The End of Reason, and Health Insurance
It's always dangerous to think one has an important idea, since we are all so capable of self-delusion. But I'm going to try to communicate what should be a simple idea, but seems to have so little oxygen in the post-factual era of Trumpland.
Here's the deal: The very idea of insurance has been corrupted. We have been played so deeply to buy into this American ideal of self-reliance, that we lose sight of caring about those less fortunate, less healthy, less wealthy than we are. The whole idea of the 'skinny policies' Ted Cruz wants insurance companies to be able to offer, is crazy.
Even the health insurance companies, no angels, agree it's unworkable.
For all its shortcomings,
The Affordable Care Act (aka Obamacare) tried to at least define what a real insurance policy is, and tried to get rid of 'junk policies.' Because of this, right-wingers constantly accuse Obama of lying, for saying "You can keep your doctor." The implication was simply that "You can keep your doctor, if your health insurance is not a junk policy." By mandating that all policies have certain minimum standards of coverage, and that all must have insurance, and the rich will help subsidize those that can't afford it, we have made great strides in lowering the number of uninsured. But, this is such an evil thing?
So, let me try and finish off my basic point. We have been fooled into thinking insurance is just healthy people paying too much money for insurance, and those 'other people,' those freeloading sick people, are benefitting from the rest of us. But insurance is much simpler than that. We are the sick people, we are the genetically disadvantaged, we are the ones with preexisting conditions. We may be healthy now, but someday we will be those people 'cashing in' on the insurance we paid into earlier when we were healthy.

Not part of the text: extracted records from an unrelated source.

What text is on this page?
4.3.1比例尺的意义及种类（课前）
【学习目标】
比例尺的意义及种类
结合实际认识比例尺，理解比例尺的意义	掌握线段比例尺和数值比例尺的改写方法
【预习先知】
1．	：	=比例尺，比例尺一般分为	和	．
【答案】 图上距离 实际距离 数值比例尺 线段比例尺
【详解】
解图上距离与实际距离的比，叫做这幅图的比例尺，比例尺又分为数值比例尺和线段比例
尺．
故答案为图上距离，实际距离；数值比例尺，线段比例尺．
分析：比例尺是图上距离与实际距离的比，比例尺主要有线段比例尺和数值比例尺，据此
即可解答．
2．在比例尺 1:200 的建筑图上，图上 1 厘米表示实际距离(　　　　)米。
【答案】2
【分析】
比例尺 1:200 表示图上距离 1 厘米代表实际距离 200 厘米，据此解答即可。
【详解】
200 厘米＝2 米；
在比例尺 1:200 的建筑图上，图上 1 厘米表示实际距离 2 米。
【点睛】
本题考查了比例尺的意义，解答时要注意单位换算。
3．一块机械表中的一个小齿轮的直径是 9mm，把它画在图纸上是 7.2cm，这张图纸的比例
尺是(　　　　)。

See? What I've just said is pretty obvious. So obvious, it shouldn't need to be said. But, in this 1984 world we've entered, logic is unavailable.
"Empathy is the capacity to understand or feel what another person is experiencing from within the other person's frame of reference, i.e., the capacity to place oneself in another's position."
It shouldn't be so hard to see, but in a logic-free world, we've been bamboozled into not caring about "another person's frame of reference," and have nothing to hold on to, save our own
solipsism.
We are pawns in a game of divide and conquer. Please wake up. We need each other. We need to help each other.